Was this your experience too and why you're going for a chromecast?


----------



## _JP_ (Dec 30, 2020)

To follow-up on this, just got the C815 and I must say, UI is snappy fast for 1st boot and default config (not many apps installed, just the bare needed and 11GB of storage free), image is amazing for a panel this cheap (but the vieweing angles are just what you'd expect, don't buy without knowing), sound is amazing with a real punch from the subwoofer if needed.
Only issues I would say I've faced is a small YMMV situation where the 1st config got stuck on antenna channel search (for my language) and the screen brightness dimming is...really bad, so it's better left set to off.
Really didn't expect it to be that bad, but had read on reviews already that it wasn't all that great, something that obviously isn't really used for HDR mode, which is GORGEOUS!!!
Bottom line, it's a great entry panel for HDR/Dolby content, especially if you find it at a great price and don't want to add a 2.1 soundbar.


----------



## sepheronx (Dec 30, 2020)

ratirt said:


> I've got the NanoCell SM8050 65inch and have no problems with the dimming nor blacks. In my case it works just perfectly.
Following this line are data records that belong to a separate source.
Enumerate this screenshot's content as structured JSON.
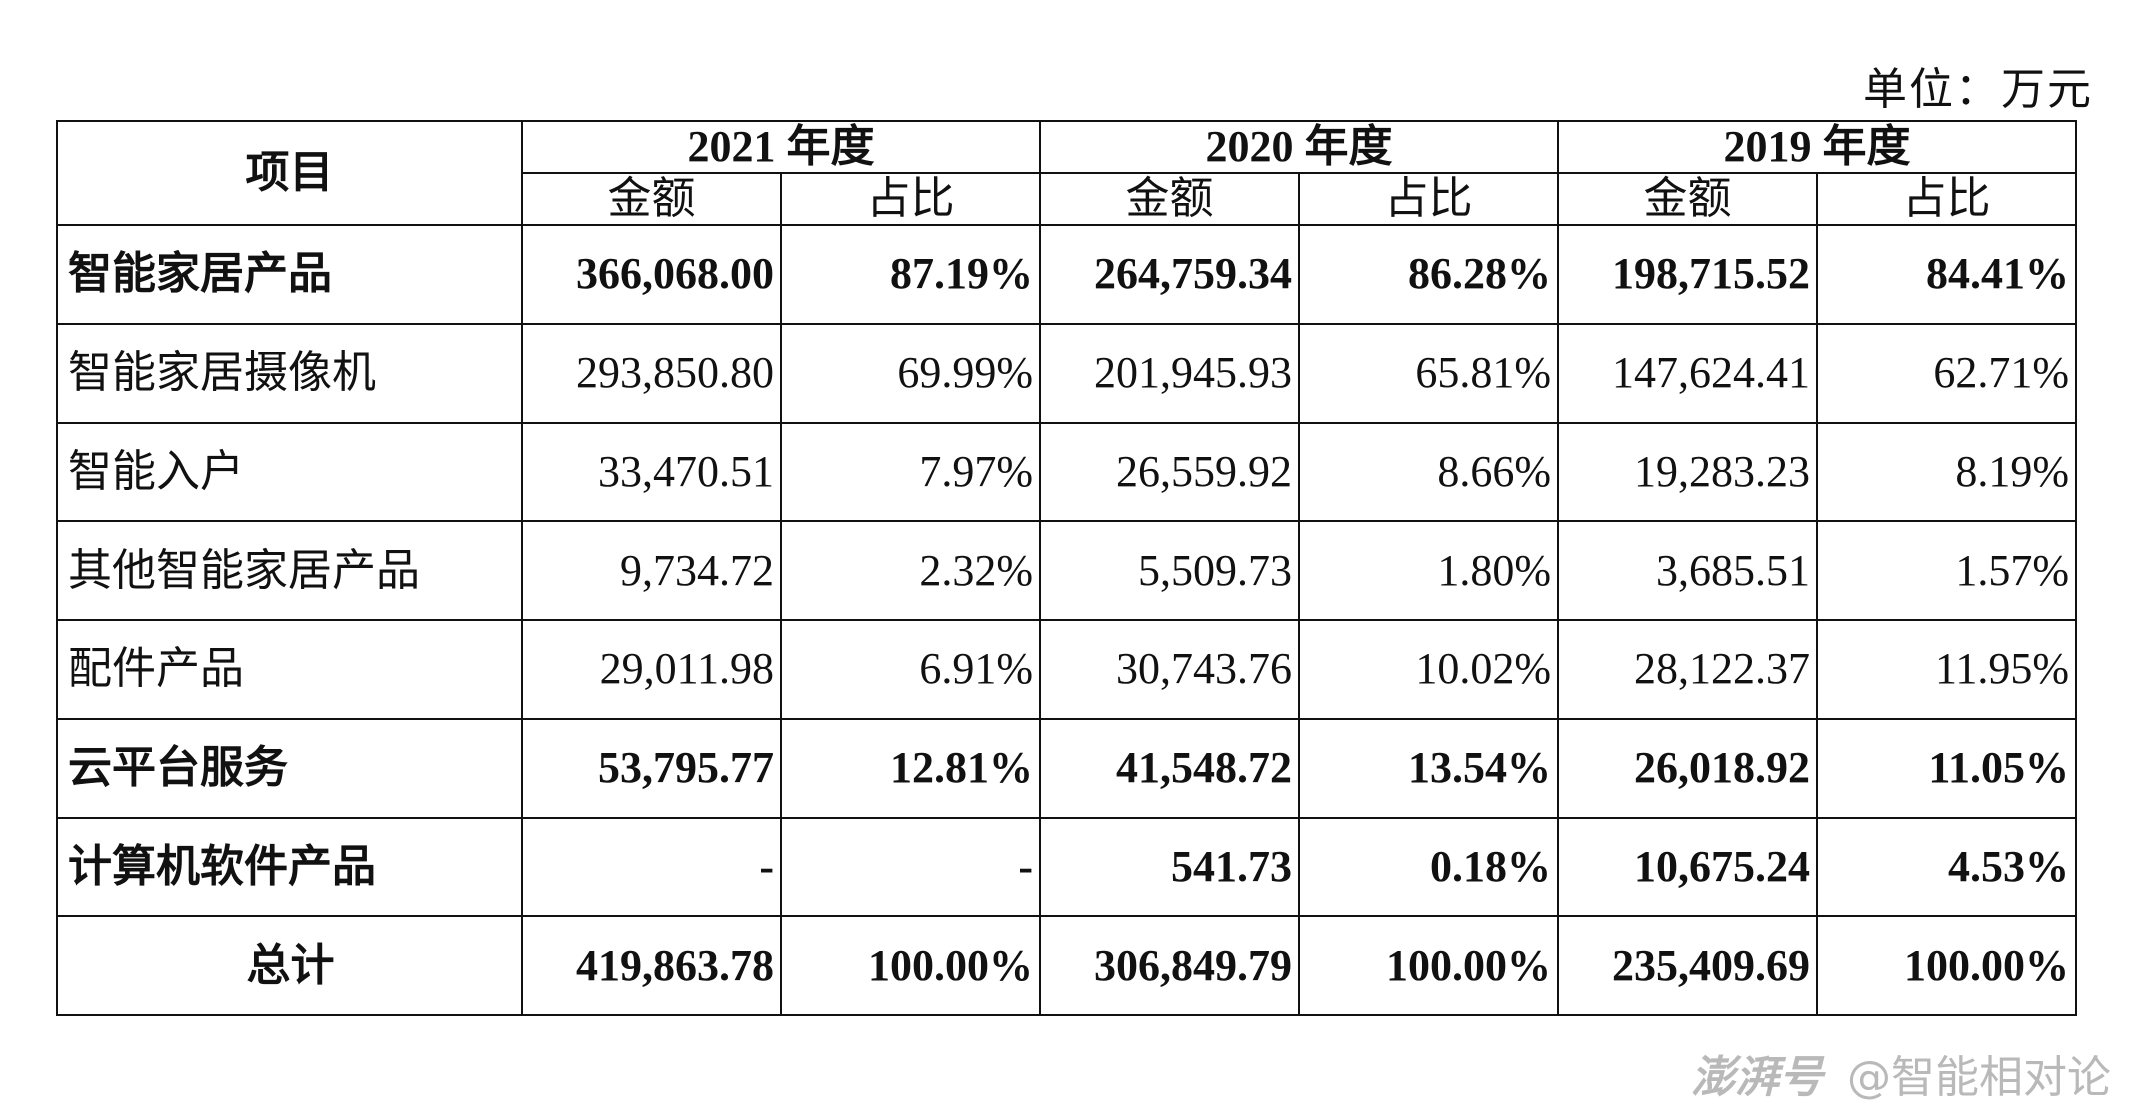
{
  "unit_label": "单位：万元",
  "header": {
    "item": "项目",
    "years": [
      "2021 年度",
      "2020 年度",
      "2019 年度"
    ],
    "amount": "金额",
    "ratio": "占比"
  },
  "rows": [
    {
      "label": "智能家居产品",
      "bold": true,
      "cells": [
        "366,068.00",
        "87.19%",
        "264,759.34",
        "86.28%",
        "198,715.52",
        "84.41%"
      ]
    },
    {
      "label": "智能家居摄像机",
      "bold": false,
      "cells": [
        "293,850.80",
        "69.99%",
        "201,945.93",
        "65.81%",
        "147,624.41",
        "62.71%"
      ]
    },
    {
      "label": "智能入户",
      "bold": false,
      "cells": [
        "33,470.51",
        "7.97%",
        "26,559.92",
        "8.66%",
        "19,283.23",
        "8.19%"
      ]
    },
    {
      "label": "其他智能家居产品",
      "bold": false,
      "cells": [
        "9,734.72",
        "2.32%",
        "5,509.73",
        "1.80%",
        "3,685.51",
        "1.57%"
      ]
    },
    {
      "label": "配件产品",
      "bold": false,
      "cells": [
        "29,011.98",
        "6.91%",
        "30,743.76",
        "10.02%",
        "28,122.37",
        "11.95%"
      ]
    },
    {
      "label": "云平台服务",
      "bold": true,
      "cells": [
        "53,795.77",
        "12.81%",
        "41,548.72",
        "13.54%",
        "26,018.92",
        "11.05%"
      ]
    },
    {
      "label": "计算机软件产品",
      "bold": true,
      "cells": [
        "-",
        "-",
        "541.73",
        "0.18%",
        "10,675.24",
        "4.53%"
      ]
    },
    {
      "label": "总计",
      "bold": true,
      "total": true,
      "cells": [
        "419,863.78",
        "100.00%",
        "306,849.79",
        "100.00%",
        "235,409.69",
        "100.00%"
      ]
    }
  ],
  "watermark": {
    "brand": "澎湃号",
    "account": "@智能相对论"
  }
}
late reply but I got the 65" of this TV:









						LG NANO85 2020 Review (49NANO85UNA, 55NANO85UNA, 65NANO85UNA, 75NANO85UNA)
					

The LG NANO85 2020 is a 4k LED TV in LG's NanoCell lineup. It has decent overall performance with very good out-of-the-box color accuracy, but it doesn't perform...




					www.rtings.com
				




the local dimming shown in this is the same issue I have.  So I had to disable it.  Otherwise, picture is fine.


----------